Moore on Pricing: Re-imagining the shipper-carrier relationship
February 01, 2013
I recently had the honor of facilitating workshops for large shippers and their current and prospective carriers in the midst of major contract RFPs and renewals.
It was terrific to see private conferences where a shipper and multiple carriers openly discussed the shipper’s business and really thought through how best to find a solution. These types of events enable the selection of “best fit” partners based upon complementary networks and business cultures.
For companies that are serious about sustainability and creating “mutual incentive,” an ideal solution is to change to a new contract model that makes cost transparent and establishes a minimum base margin and incentives for innovation. This, of course, means ripping up the old procurement-driven methods, killing reverse auctions, and investing time in learning new partnership-building methods.
Kate Vitasek at the University of Tennessee has multiple books out on “vested outsourcing” and the “vested way” of contracting. I recently spoke to Kate about “vested transportation” as a concept and she agreed that this area really needs a new model.
She shared stories of shippers who burned out their top carriers by beating them up on price and later found themselves seeking service from second-tier service providers. According to Vitasek, what would enable a mutual partnership arrangement is the ability for carriers and shippers to flex in their daily transaction prices—even on a shipment level—to reward innovation and creativity in capacity utilization.
This means throwing out the fixed-rate tables in our TMS tools and having machines and people interact much like the airlines systems do on capacity-available pricing. These types of models and web-based tools are coming to market.
Imagine a service provider having shipping forecasts from the shipper so equipment location and capacity could be planned. Imagine the carrier flexing pricing to react to capacity shifts. Image a single source for the shipment price as we have in passenger air and parcel—this would reduce pre- and post-auditing expense and allow for faster settlement.
Or image the carrier knowing the cube of pick-ups so routing and final delivery can be planned even as the products are being picked up. In fact, carriers continue to tell me that better information in these areas saves them money.

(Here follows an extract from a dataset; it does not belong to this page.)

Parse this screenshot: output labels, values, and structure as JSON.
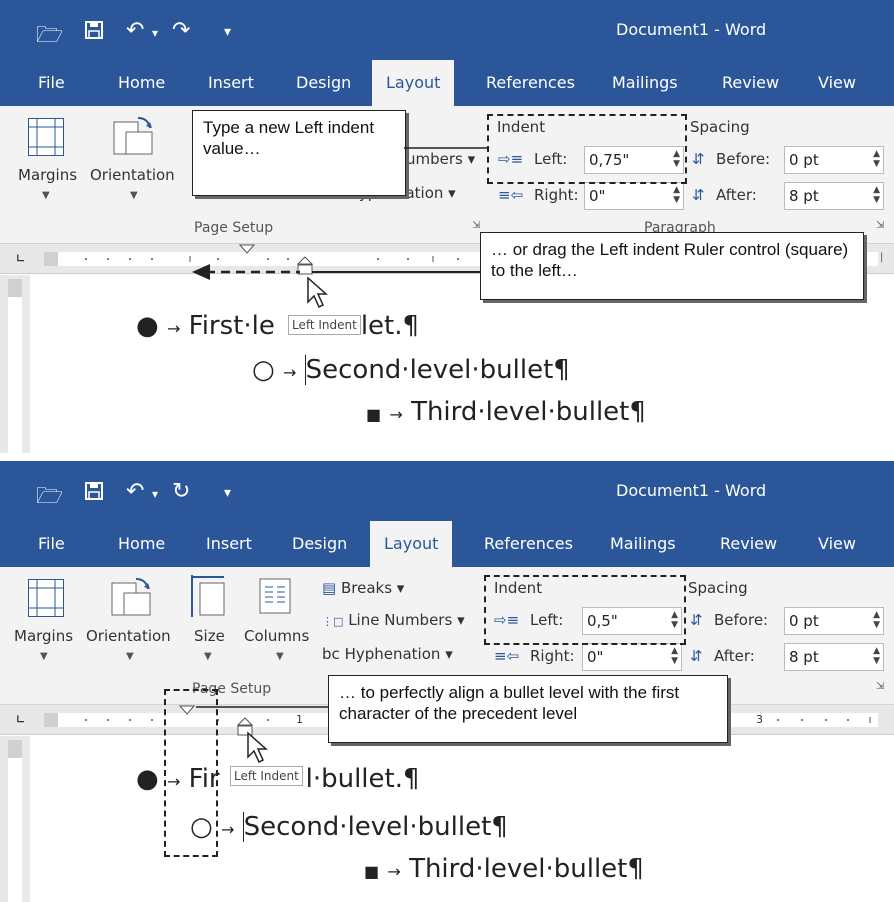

Shippers need to step up their game to help the carriers with information that in turn can provide information on transit and delivery. And as lead times shrink and performance metrics make the difference for buyers in evaluating suppliers, those who rely on carriers to have flawless operations need confirming data—these are the shippers who will be most competitive in the market.
They need carrier partners in executing their strategy; thus, the planning workshops with full network disclosure and transparency in target areas such as service, safety, and cost act as a first step in building new, long-term, more dynamic contracts. These agreements are designed to flex with the changes in either the shipper’s or the carrier’s networks.
Breaking the cycle of reverse auctions and arms-length “commodity buying” will be tough. However, other areas of logistics, such as warehousing, technology, and value-added services are blazing the trail.
I believe we can envision this change for the huge transportation services market, starting with dedicated carriage and then with truckload and less-than-truckload eventually following suit. I look forward to encouraging this trend.